Source: Chicago Tribune
By Clarence Page; Page, a member of the Tribune Editorial Board, blogs at chicagotribune.com/pagespage. “Culture Worrier,” a collection of his best columns, is available in print and atchicagotribune.com/ebooks.
Some people unfortunately think that the best way to respond to the intolerance of Muslim fanatics is to insult all Muslims.
That’s the twisted thinking behind professional Muslim baiter Pamela Geller’s ill-advised contest in Garland, Texas. Her organization, the American Freedom Defense Initiative, offered a $10,000 prize to a cartoonist deemed to have drawn the best mocking picture of Islam’s Prophet Muhammad.
Most Muslims quite sensibly ignored the stunt. But when you bait enough people, somebody will rise to the bait. Two heavily armed and armored Muslim men from Phoenix arrived to shoot up the contest, authorities say, but were blocked by the Garland police force. A traffic cop fatally shot both — and Geller succeeded in making her own organization sound no less reckless than the fanatics she baited.
Oh, sure, there are some people who buy into Geller’s insistence that she is only defending free speech. But that does not excuse her from criticism for expressing reckless speech.
As you probably know, Geller’s contest is just one of the more bizarre reactions to the murderous January assault on the Paris offices of the satirical weekly Charlie Hebdo by two other Islamic extremists who were offended by the magazine’s depiction of Muhammad.

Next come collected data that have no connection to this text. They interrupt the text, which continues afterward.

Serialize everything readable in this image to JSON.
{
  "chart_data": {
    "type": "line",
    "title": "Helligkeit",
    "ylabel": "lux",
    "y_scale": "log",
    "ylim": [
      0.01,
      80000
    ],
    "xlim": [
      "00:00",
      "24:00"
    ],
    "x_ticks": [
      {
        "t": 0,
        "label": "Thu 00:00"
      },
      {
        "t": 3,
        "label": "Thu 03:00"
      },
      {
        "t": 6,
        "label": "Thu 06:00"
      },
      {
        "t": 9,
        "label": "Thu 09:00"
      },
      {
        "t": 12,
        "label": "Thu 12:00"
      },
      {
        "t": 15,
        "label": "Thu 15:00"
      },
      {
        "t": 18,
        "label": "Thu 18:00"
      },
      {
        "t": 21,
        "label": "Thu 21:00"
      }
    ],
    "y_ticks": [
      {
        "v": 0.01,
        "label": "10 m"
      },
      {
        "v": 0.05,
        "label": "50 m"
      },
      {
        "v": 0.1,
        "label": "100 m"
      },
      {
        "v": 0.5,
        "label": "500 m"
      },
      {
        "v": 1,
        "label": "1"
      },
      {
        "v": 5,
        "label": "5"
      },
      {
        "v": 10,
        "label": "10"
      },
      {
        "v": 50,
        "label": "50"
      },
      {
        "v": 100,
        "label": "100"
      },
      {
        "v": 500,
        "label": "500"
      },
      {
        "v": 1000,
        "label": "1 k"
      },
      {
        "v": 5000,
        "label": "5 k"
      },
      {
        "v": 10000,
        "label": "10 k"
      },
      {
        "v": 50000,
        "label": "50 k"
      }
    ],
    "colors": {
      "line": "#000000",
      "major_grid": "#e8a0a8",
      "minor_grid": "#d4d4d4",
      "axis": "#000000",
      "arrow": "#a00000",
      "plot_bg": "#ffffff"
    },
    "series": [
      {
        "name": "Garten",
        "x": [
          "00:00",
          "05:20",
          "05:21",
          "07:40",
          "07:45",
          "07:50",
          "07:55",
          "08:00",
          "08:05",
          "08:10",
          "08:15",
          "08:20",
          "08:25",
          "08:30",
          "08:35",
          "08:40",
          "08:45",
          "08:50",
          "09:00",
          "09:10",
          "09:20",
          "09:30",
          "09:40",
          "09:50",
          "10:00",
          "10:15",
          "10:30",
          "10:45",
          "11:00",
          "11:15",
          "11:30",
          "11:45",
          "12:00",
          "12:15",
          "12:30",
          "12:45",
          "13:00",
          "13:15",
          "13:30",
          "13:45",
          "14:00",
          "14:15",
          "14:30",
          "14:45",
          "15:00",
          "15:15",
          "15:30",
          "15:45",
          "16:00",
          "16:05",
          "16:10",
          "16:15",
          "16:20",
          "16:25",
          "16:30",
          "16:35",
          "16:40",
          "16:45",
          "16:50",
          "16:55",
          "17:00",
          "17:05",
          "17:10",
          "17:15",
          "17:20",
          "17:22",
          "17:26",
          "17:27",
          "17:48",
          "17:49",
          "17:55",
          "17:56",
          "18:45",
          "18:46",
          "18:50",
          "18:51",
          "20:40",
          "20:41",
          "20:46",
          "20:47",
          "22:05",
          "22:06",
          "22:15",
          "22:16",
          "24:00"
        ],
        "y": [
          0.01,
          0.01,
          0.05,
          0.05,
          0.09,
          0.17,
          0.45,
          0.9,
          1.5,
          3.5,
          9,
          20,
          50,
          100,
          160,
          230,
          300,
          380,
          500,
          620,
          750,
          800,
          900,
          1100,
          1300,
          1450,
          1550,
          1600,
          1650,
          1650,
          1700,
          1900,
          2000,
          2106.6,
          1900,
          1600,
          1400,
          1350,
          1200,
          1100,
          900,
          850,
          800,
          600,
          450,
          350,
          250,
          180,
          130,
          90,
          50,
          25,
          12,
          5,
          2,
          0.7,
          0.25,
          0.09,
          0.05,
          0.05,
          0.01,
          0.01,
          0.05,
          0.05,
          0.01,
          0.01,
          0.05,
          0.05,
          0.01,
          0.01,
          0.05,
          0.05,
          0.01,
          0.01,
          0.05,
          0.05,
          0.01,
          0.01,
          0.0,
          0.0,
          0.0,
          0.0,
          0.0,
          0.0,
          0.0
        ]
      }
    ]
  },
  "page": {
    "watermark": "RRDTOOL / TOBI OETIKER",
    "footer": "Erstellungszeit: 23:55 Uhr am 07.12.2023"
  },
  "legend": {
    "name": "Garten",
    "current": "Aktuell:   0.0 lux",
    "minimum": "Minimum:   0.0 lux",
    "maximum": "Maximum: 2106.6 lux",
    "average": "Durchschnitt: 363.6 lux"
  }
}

For the record, Charlie Hebdo cartoonists Jean-Baptiste Thoret and Gerard Biard declared there was “no comparison” between the “equal-opportunity offense” in their criticism of all religions and the Islamophobic slant of Geller’s stunt.
Yet Charlie Hebdo also has been sharply criticized by many who agree with its right to print what it prints but sharply dislike some of what it’s printing.
For example, after the writers’ organization PEN announced that it was giving an award to Charlie Hebdo, six writers who had earlier agreed to be table hosts at the gala backed out. While deploring censorship and violence, a letter signed by dissenting PEN members said in part, “in an unequal society, equal opportunity offense does not have an equal effect.”
The letter echoed a criticism of Charlie Hebdo’s humor in a speech by “Doonesbury” creator Garry Trudeau at journalism’s prestigious George Polk Awards: “Satire punches up, against authority of all kinds, the little guy against the powerful. Great French satirists like Moliere and Daumier always punched up, holding up the self-satisfied and hypocritical to ridicule. Ridiculing the nonprivileged is almost never funny — it’s just mean.”
Trudeau probes a central question in this debate: What is satire for? It is meant to be humorous, but it isn’t always. It should aim to “punch up, not down,” as the old saying goes, but sometimes even a seemingly disempowered minority group can exercise oppressive, lethal power when it runs amok with murderous fanaticism.
With this debate bubbling through the media community, I was not surprised to hear it pop up in a question to Kevin “Kal” Kallaugher, editorial cartoonist at The Economist and The Baltimore Sun, asked as he accepted the 2015 Herblock Prize for editorial cartooning at the Library of Congress in Washington: Would he enter the Texas contest?
No, Kal said, and he would not encourage any of his fellow cartoonists to do it either.
“It seemed to me to be a bit of a stunt.” Whatever the contest was trying to prove about freedom of expression, he said, it ended up “bordering on hate speech.”